The forward transformation produces four triples:

<http://example.com/resource/student_10> foaf:name "Venus Williams" .
<http://example.com/resource/student_10> ex:practises <http://example.com/resource/sport_100> .
<http://example.com/resource/student_20> foaf:name "Demi Moore" .
<http://example.com/resource/sport_100> rdfs:label "Tennis" .

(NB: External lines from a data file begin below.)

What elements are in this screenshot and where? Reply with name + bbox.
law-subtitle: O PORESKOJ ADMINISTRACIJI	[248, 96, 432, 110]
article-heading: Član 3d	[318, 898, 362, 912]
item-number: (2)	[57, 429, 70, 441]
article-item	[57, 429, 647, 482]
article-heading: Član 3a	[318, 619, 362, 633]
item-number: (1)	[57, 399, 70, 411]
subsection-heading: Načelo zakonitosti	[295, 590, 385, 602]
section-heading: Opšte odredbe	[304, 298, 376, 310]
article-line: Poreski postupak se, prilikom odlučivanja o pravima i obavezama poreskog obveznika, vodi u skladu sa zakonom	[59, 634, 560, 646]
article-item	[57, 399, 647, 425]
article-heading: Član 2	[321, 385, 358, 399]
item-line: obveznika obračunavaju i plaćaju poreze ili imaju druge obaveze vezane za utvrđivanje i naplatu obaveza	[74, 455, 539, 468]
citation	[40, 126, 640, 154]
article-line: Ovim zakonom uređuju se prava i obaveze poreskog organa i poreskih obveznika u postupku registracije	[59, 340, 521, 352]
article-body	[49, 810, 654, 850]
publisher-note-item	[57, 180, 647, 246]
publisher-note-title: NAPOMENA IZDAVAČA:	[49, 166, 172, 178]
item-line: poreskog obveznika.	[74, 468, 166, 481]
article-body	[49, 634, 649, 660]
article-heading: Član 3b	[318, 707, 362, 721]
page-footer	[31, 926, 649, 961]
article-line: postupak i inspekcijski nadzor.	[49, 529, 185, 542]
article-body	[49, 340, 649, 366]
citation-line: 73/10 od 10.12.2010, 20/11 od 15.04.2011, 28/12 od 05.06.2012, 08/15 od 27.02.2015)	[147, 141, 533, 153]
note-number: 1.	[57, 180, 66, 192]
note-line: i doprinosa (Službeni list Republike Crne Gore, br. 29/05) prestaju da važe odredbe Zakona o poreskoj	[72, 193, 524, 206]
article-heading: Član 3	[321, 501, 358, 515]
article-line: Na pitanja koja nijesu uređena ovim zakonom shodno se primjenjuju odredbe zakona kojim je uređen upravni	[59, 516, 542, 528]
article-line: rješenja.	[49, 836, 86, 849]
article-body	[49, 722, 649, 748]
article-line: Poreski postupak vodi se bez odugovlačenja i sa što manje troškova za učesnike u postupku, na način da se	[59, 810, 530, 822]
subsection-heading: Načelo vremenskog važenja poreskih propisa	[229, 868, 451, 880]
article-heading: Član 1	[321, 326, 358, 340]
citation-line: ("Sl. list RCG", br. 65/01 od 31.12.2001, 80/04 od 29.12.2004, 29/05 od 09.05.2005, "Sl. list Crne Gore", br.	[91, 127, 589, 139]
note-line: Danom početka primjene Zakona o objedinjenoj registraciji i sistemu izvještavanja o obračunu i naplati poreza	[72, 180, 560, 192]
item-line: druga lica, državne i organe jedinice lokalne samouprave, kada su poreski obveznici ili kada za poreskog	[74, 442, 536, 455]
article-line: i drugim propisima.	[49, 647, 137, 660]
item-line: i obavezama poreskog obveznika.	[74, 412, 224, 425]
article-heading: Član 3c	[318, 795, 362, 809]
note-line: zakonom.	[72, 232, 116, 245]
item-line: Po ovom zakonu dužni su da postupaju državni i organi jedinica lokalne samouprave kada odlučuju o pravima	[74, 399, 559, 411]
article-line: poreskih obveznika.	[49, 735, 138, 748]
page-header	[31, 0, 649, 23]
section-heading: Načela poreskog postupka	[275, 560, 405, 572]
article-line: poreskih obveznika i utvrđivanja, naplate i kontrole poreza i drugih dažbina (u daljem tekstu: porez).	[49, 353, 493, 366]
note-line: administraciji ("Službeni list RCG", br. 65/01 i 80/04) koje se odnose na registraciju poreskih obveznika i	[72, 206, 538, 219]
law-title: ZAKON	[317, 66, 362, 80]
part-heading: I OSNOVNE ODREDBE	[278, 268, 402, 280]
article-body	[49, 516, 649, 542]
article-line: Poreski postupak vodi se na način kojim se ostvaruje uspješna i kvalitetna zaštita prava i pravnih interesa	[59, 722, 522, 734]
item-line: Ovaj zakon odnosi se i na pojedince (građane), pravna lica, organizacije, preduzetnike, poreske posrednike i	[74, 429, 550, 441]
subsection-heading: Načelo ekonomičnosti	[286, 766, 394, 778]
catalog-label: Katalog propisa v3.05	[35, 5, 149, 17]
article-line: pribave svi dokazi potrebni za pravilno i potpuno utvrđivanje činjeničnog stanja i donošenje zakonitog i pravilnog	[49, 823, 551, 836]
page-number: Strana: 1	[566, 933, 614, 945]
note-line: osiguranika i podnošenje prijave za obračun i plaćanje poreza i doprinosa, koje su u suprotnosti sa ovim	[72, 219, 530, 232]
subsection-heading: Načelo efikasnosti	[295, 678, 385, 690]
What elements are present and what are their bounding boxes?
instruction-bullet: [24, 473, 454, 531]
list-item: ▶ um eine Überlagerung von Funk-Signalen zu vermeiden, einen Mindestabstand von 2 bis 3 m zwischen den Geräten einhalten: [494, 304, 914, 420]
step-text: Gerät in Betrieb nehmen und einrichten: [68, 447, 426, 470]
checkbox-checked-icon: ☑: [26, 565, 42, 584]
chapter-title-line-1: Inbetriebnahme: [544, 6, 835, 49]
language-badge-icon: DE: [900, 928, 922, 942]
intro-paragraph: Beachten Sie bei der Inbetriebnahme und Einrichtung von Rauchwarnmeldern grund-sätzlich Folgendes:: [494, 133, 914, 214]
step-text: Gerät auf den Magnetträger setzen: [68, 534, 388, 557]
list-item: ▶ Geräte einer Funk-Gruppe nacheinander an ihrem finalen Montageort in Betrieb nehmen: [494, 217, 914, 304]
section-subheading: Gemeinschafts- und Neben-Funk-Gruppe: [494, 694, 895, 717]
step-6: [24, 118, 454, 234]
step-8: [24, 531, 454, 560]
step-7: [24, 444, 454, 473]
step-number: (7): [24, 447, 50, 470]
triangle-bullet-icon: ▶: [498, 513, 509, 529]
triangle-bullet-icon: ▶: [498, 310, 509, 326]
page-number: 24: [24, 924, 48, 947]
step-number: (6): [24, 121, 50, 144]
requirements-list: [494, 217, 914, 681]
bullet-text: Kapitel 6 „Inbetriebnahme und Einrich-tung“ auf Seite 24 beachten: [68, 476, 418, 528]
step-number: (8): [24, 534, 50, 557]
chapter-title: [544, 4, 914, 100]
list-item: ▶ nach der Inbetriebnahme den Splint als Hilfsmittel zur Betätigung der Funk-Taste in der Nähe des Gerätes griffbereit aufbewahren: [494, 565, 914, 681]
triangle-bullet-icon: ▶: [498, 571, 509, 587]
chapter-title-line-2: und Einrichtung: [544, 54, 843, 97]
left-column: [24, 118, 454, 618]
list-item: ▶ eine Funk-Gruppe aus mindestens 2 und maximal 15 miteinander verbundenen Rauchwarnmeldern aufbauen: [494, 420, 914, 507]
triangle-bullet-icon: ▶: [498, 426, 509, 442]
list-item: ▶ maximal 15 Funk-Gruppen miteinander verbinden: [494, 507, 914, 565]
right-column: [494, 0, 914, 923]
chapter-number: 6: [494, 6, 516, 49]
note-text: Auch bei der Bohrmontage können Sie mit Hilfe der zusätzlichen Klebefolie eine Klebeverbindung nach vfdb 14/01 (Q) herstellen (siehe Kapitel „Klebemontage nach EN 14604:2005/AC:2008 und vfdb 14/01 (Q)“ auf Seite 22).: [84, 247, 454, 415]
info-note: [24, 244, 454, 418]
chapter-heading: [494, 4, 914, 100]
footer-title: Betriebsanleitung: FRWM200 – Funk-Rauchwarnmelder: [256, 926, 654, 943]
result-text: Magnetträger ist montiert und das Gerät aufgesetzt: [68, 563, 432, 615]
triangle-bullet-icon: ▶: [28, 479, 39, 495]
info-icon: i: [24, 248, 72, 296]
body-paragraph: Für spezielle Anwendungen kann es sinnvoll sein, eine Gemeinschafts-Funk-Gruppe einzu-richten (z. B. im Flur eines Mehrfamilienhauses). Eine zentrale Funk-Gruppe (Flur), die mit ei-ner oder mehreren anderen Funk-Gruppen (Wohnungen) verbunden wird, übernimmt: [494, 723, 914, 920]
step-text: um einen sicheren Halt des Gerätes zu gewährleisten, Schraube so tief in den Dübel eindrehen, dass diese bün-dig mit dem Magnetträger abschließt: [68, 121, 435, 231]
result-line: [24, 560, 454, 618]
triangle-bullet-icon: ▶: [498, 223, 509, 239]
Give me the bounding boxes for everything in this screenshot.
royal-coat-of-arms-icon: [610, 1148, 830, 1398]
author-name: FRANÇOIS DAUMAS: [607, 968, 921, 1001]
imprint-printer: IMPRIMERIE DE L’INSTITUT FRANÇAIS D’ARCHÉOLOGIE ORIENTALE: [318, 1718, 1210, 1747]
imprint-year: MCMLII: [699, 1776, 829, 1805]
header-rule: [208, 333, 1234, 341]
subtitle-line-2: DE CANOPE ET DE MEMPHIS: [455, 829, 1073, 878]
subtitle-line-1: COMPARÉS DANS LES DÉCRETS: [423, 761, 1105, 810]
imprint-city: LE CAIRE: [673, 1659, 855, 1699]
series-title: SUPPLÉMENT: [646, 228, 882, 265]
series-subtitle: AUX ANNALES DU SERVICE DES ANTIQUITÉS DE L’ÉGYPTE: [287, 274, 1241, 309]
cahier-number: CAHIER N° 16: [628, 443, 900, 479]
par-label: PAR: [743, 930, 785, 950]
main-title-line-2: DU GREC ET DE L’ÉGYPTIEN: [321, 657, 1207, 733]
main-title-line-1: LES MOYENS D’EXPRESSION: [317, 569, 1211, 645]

student_10 has a name and practises sport_100, student_20 has a name but no practises triple (the NULL foreign key generates no triple), and sport_100 has a label. To invert the student table, the algorithm generates:

SELECT ?Name ?Sport ?ID WHERE {
?student__ID_uri foaf:name ?Name .
OPTIONAL { ?student__ID_uri
ex:practises ?sport__ID_uri .
BIND(STRAFTER(STR(?sport__ID_uri),
'.../resource/sport_') AS ?join_slice)
BIND(?join_slice AS ?Sport) }
FILTER(REGEX(STR(?student__ID_uri),
'.../resource/student_([^/]*)'))
BIND(STRAFTER(STR(?student__ID_uri),
'.../resource/student_') AS ?ID) }

The literal name is retrieved directly. The OPTIONAL block handles the foreign key: the value “100” is extracted from the parent subject IRI sport_100 via STRAFTER. Since Demi Moore has no practises triple, the ?Sport variable remains unbound, which the algorithm writes back as NULL.

R2RML allows assigning generated triples to named graphs through rr:graphMap, which can use the same constant, reference, and template types as other term maps. A constant graph map (e.g., rr:graph ex:PersonGraph) does not reference any column and has no effect on reconstruction: the triples are simply retrieved from the named graph. A template or reference graph map encodes column values in the graph IRI. When these columns also appear in other term maps (subject, predicate, or object), the algorithm recovers them from there without additional extraction. When a column is referenced exclusively by the graph map, the algorithm wraps the triple patterns in a GRAPH ?g { ... } clause and applies the same STRAFTER/STRBEFORE extraction to the graph variable.

Once the SPARQL query returns results, the algorithm passes the resulting data through two optional refinement steps: schema type application (casting columns to their original SQL types when a database schema is available) and column ordering (matching the original column sequence). The data is then written out as SQL statements (CREATE TABLE + INSERT) that recreate the original tables.